|Manufactured by||Tokyo Shibaura Electric Co., Ltd. (Now, TOSHIBA Corporation)|
|Owner||Kyoto Computer Gakuin|
|Location of historical materials||KCG Computer Museum, Kyoto Computer Gakuin,
1 Jodoji-Banba-cho, Sakyo-ku, Kyoto-shi, Kyoto 606-8412 Japan
|Visitor information||Open to the public (Reservation required)|
|Contact||General Affairs Department, Kyoto Computer Gakuin Tel.+81-75-762-2030 http://www.kcg.ac.jp|
This was a computer for scientific/engineering computation which was completed at the end of 1963 based on the KT-Pilot, and announced in the following year. It employed the asynchronous microprogram system whose practicality was confirmed with the KT-Pilot. During the development the project exploited the advantages of the microprogram system -- such as facilitating software development by adjusting the architecture during development. Once completed, however, in order to ensure a good software line-up, it avoided architecture variability like in the KT-Pilot.
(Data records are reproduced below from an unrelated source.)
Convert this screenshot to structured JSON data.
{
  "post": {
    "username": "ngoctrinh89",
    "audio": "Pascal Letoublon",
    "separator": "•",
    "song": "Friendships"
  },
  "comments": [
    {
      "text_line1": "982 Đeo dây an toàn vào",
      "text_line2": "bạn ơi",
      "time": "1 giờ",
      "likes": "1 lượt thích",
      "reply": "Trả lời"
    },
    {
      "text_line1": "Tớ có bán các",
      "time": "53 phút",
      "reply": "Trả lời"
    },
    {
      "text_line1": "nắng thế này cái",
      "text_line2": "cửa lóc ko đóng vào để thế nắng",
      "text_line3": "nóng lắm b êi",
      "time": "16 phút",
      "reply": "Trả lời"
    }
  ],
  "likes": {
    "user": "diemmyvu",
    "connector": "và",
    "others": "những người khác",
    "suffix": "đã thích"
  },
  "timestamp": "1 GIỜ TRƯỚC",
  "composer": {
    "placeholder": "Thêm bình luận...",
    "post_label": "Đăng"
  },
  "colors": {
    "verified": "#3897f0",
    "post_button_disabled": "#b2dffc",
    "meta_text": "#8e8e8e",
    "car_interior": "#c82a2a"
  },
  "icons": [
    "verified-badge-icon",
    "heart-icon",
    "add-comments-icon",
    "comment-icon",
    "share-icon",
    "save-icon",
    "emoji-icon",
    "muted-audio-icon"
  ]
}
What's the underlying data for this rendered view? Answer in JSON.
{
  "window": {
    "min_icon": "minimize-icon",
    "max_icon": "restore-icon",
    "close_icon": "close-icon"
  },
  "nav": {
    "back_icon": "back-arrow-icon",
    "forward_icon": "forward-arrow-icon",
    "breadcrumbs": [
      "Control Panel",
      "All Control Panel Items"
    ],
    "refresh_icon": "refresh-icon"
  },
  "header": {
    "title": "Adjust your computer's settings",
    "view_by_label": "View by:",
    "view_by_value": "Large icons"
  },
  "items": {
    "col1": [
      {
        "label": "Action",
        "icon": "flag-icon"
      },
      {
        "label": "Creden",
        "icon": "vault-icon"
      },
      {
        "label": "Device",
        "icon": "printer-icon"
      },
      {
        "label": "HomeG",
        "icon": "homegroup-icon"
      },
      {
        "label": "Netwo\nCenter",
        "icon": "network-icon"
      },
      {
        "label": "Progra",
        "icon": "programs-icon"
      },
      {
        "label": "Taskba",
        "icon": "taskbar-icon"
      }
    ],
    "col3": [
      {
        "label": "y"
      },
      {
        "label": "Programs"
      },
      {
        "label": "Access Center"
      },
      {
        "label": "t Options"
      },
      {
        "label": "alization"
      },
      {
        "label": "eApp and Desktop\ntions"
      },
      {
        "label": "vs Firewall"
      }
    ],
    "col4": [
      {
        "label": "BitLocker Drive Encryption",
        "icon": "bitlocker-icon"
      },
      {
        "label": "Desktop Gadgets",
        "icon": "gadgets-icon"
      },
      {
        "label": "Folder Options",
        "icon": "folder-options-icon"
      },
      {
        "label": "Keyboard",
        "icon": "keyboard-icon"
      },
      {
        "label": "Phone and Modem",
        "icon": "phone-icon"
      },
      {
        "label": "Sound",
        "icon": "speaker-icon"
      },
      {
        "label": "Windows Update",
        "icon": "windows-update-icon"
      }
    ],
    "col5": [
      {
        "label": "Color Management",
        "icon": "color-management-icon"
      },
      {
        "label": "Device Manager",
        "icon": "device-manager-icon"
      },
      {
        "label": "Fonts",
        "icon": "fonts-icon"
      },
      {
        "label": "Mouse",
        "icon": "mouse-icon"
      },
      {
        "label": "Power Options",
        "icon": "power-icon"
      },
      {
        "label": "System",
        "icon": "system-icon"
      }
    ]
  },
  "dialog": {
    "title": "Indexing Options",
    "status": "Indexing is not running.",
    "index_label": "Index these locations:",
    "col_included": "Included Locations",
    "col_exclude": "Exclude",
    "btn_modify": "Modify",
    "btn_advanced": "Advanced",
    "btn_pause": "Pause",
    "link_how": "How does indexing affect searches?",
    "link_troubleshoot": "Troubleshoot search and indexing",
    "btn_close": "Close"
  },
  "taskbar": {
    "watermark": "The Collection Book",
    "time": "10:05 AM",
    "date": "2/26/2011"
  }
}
The asynchronous control and the use of epitaxial transistors for the circuit elements made it possible for the computer to run some tens to hundreds times faster. On the other hand, as a commercial machine, it achieved a lower price by reducing the number of logic elements. It was a word machine of 24 bits/word, and was equipped with 119 instructions and 16 commands for I/O control. The Add and Subtract instructions took 7 microseconds, and memory cycle time was 1 microsecond.
Kyoto Computer Gakuin (Kyoto Computer School) introduced TOSBAC-3400 in 1972, and still preserved the CPU, the magnetic tape drive, the hard disk drive, the paper tape reader, the card reader, the lineprinter, and the X-Y plotter.